In the past 12 months we have seen a number of notable data breaches (not always involving a "hack" of information) relating to third party vendors, including cloud-based data hosts, that have had wide-reaching impact. For example:

  • In June 2017, the personal information of close to 200 million American voters was found to have been exposed on a publicly-accessible cloud server, supposedly due to a simple misconfiguration error.
  • According to media reports in early July 2017, data relating to around three million fans of a well-known wrestling entertainment company—including home and email addresses, birth dates and demographic survey information—was purportedly left unsecured and readily accessible to anyone who knew the relevant web address on cloud-hosted infrastructure. 
  • Closer to home, in 2016, the personal information of around half-a-million Red Cross blood donors was accessed by an unauthorised person as a result of human error at one of the Red Cross's third-party contractors.
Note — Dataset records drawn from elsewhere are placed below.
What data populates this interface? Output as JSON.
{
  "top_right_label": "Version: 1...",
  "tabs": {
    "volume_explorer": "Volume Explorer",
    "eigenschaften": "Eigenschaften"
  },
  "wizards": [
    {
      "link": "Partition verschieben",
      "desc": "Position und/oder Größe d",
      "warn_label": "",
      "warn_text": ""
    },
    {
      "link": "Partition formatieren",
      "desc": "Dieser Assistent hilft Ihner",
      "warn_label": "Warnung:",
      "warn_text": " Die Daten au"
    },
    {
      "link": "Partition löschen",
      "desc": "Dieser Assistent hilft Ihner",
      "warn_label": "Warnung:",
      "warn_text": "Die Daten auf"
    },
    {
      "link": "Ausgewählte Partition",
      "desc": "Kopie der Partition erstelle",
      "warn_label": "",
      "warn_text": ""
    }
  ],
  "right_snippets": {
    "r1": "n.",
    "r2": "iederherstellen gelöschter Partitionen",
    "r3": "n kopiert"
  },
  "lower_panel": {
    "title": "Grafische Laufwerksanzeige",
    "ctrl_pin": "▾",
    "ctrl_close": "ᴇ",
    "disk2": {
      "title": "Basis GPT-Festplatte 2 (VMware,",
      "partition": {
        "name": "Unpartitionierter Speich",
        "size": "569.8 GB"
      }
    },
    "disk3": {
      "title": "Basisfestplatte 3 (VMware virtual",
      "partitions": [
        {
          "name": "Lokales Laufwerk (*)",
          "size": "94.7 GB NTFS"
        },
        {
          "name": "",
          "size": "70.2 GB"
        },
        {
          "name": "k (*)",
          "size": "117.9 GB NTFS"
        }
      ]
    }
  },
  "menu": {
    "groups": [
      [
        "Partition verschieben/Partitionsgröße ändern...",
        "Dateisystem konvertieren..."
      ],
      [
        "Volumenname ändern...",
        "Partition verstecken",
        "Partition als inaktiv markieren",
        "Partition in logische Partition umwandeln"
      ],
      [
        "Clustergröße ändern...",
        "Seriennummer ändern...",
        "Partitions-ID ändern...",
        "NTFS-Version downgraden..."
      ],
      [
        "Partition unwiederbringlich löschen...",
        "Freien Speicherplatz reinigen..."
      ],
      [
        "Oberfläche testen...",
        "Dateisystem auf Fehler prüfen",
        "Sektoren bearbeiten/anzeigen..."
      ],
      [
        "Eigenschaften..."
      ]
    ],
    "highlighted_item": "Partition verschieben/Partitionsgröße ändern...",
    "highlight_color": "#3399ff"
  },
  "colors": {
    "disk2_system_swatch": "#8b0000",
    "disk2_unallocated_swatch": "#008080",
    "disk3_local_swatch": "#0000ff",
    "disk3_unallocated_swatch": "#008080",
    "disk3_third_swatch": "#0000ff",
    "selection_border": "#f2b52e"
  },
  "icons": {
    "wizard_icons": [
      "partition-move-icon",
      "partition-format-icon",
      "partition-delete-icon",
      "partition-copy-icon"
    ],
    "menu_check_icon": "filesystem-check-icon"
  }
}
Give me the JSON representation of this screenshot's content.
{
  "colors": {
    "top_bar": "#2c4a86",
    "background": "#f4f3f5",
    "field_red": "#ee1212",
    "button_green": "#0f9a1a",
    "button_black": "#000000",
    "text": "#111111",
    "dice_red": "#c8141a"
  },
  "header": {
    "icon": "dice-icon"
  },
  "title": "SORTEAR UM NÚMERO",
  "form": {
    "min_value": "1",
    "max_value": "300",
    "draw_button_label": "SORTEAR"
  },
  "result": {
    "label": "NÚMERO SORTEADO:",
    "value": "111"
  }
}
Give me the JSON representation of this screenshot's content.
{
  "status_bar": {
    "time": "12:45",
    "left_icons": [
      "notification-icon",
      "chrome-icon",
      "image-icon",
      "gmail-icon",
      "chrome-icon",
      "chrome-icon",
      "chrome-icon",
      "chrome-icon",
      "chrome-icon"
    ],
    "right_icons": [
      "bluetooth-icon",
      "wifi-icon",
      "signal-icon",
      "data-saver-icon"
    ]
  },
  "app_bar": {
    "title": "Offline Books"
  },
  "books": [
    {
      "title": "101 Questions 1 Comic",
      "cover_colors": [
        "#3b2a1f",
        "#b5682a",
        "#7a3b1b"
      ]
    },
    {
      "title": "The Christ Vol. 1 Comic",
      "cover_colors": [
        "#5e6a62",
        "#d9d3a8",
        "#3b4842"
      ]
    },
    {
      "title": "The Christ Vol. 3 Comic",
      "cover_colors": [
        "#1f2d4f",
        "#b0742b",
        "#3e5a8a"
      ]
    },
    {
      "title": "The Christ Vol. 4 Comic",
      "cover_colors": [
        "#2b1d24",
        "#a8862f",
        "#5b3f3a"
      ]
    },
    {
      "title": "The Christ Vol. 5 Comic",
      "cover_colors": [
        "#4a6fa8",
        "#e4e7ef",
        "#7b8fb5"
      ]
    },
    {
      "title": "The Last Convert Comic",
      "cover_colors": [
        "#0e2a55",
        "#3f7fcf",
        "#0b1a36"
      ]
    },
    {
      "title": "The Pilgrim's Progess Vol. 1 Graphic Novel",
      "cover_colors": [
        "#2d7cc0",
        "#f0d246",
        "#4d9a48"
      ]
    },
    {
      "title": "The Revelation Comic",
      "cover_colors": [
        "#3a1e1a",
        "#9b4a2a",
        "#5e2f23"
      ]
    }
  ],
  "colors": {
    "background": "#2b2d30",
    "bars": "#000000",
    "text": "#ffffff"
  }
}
Although managing the kinds of data breaches identified above should be a paramount consideration for all entities that deal with the personal information of customers and employees as a matter of course, as far as the Australian example is concerned, this will be even more important when the Privacy Amendment (Notifiable Data Breaches) Act 2017 (Cth) comes into force next year.

Under the new regime, an entity to which the mandatory data breach notification scheme applies that discloses personal information to an overseas recipient will remain accountable for an offshore eligible data breach, even if that entity is not responsible for the breach. The entity will be required to comply with the reporting requirements as if it was, itself, holding the information at the time of the eligible breach.

Further, if more than one entity jointly and simultaneously holds the same record of personal information, an eligible data breach may trigger reporting obligations for both entities. In an outsourcing or shared services arrangement where, for example, one entity stores personal information in an online platform provided by another entity, both entities are "holding" the information in line with the definition under s 6(i) of the Privacy Act 1988 (Cth) and have mandatory reporting obligations.

Entities affected by the mandatory data breach notification scheme (and otherwise) should give careful consideration to how relationships with third party vendors could affect risk management and insurance arrangements, so as to identify and repair any gaps in internal risk policies and coverage.